The ruler of the island of Elephantine and the surrounding area, Harkhuf, lived during the VI dynasty between 2345 and 2181 BC. e., was one of the first people buried in the tombs of the nobility in Aswan.
His tomb also has a traditional courtyard at the entrance; its facade is decorated with frescoes of the life of a noble ruler; the next room is a rectangular hall with a corridor leading to the coffin.
Tombs of Nobles Aswan
Since 2010, the Spanish government has given money to two R+D+i projects because of how important the site is and how the work involves different fields.
So far, about thirty researchers, mainly from Spain, have taken part. They come from Jaén, Granada, Autónoma de Madrid, Libre de Berlin, and the National Archaeological Museum. But there have also been experts from the United States, Italy, and France.
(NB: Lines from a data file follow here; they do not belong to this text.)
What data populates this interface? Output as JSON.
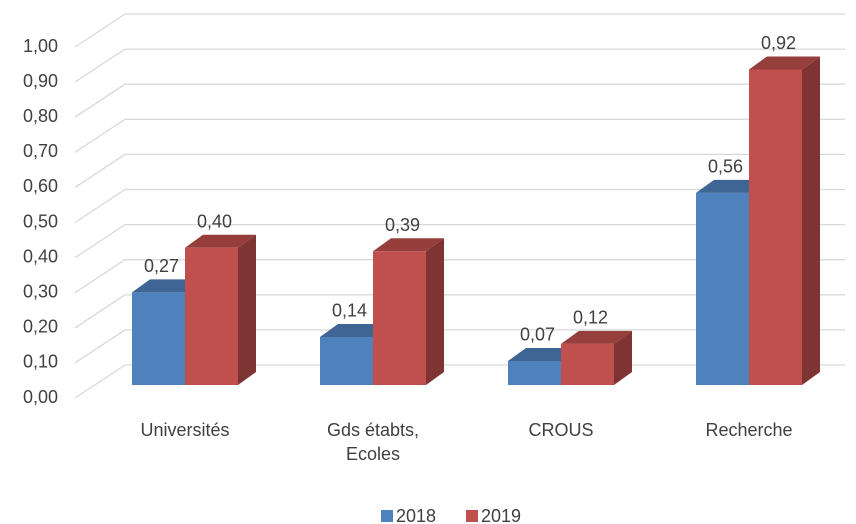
{
  "chart_data": {
    "type": "bar3d",
    "categories": [
      "Universités",
      "Gds étabts, Ecoles",
      "CROUS",
      "Recherche"
    ],
    "series": [
      {
        "name": "2018",
        "color": "#4f81bd",
        "values": [
          0.27,
          0.14,
          0.07,
          0.56
        ],
        "value_labels": [
          "0,27",
          "0,14",
          "0,07",
          "0,56"
        ]
      },
      {
        "name": "2019",
        "color": "#c0504d",
        "values": [
          0.4,
          0.39,
          0.12,
          0.92
        ],
        "value_labels": [
          "0,40",
          "0,39",
          "0,12",
          "0,92"
        ]
      }
    ],
    "ylim": [
      0,
      1
    ],
    "yticks": [
      {
        "value": 0,
        "label": "0,00"
      },
      {
        "value": 0.1,
        "label": "0,10"
      },
      {
        "value": 0.2,
        "label": "0,20"
      },
      {
        "value": 0.3,
        "label": "0,30"
      },
      {
        "value": 0.4,
        "label": "0,40"
      },
      {
        "value": 0.5,
        "label": "0,50"
      },
      {
        "value": 0.6,
        "label": "0,60"
      },
      {
        "value": 0.7,
        "label": "0,70"
      },
      {
        "value": 0.8,
        "label": "0,80"
      },
      {
        "value": 0.9,
        "label": "0,90"
      },
      {
        "value": 1,
        "label": "1,00"
      }
    ],
    "grid": true,
    "legend": "bottom"
  }
}
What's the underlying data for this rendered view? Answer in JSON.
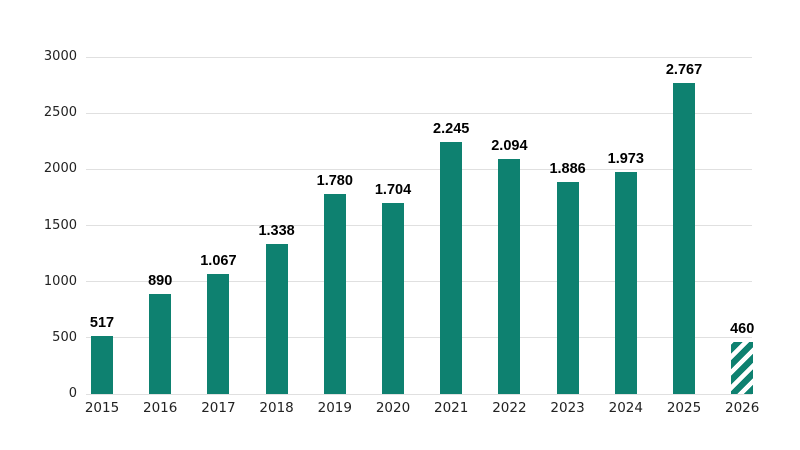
{
  "chart_data": {
    "type": "bar",
    "title": "",
    "xlabel": "",
    "ylabel": "",
    "categories": [
      "2015",
      "2016",
      "2017",
      "2018",
      "2019",
      "2020",
      "2021",
      "2022",
      "2023",
      "2024",
      "2025",
      "2026"
    ],
    "values": [
      517,
      890,
      1067,
      1338,
      1780,
      1704,
      2245,
      2094,
      1886,
      1973,
      2767,
      460
    ],
    "value_labels": [
      "517",
      "890",
      "1.067",
      "1.338",
      "1.780",
      "1.704",
      "2.245",
      "2.094",
      "1.886",
      "1.973",
      "2.767",
      "460"
    ],
    "ylim": [
      0,
      3000
    ],
    "yticks": [
      0,
      500,
      1000,
      1500,
      2000,
      2500,
      3000
    ],
    "grid": true,
    "legend": "none",
    "bar_color": "#0e8170",
    "gridline_color": "#e0e0e0",
    "label_color": "#222222",
    "value_label_color": "#000000",
    "forecast_bar_index": 11,
    "forecast_bar_style": "diagonal-hatch"
  }
}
The research project aims to get as much information as possible from the archaeological evidence. This means that other experts who don’t seem to have anything to do with archaeology or Egyptology are also critical.
So, physical anthropologists are responsible for figuring out the age, sex, and diseases of the human remains found. Thanks to a non-invasive technique called Raman, chemical researchers can figure out the makeup of the pigments used to decorate the burial goods.
Architects try to reconstruct the tombs and explain how they were built, and restorers try to put the pieces back together and bring back as much of their original look as possible.
Also, geologists have explained why the tombs were built where they were and how they have affected the stability of the hill. An anthropologist can tell what kinds of wood the ancient Egyptians used and whether they were imported or from the area. Finally, Egyptologists can read the hieroglyphic writing and determine its meaning by comparing it to historical records.
In ancient Egypt, the governors were the pharaoh’s representatives in the provinces. In general, they had a wide range of religious and economic responsibilities. In this way, each area had its things about it.
In the case of the area Elephantine ruled, the border between Egypt and Nubia made it a place where people from the Upper Nile Valley and the surrounding deserts could meet and trade.
Also, in the area now the city of Aswan, there were outcrops of pink granite, a highly valued rock since the beginning of Egyptian civilization, and it was used to make vessels and build monuments.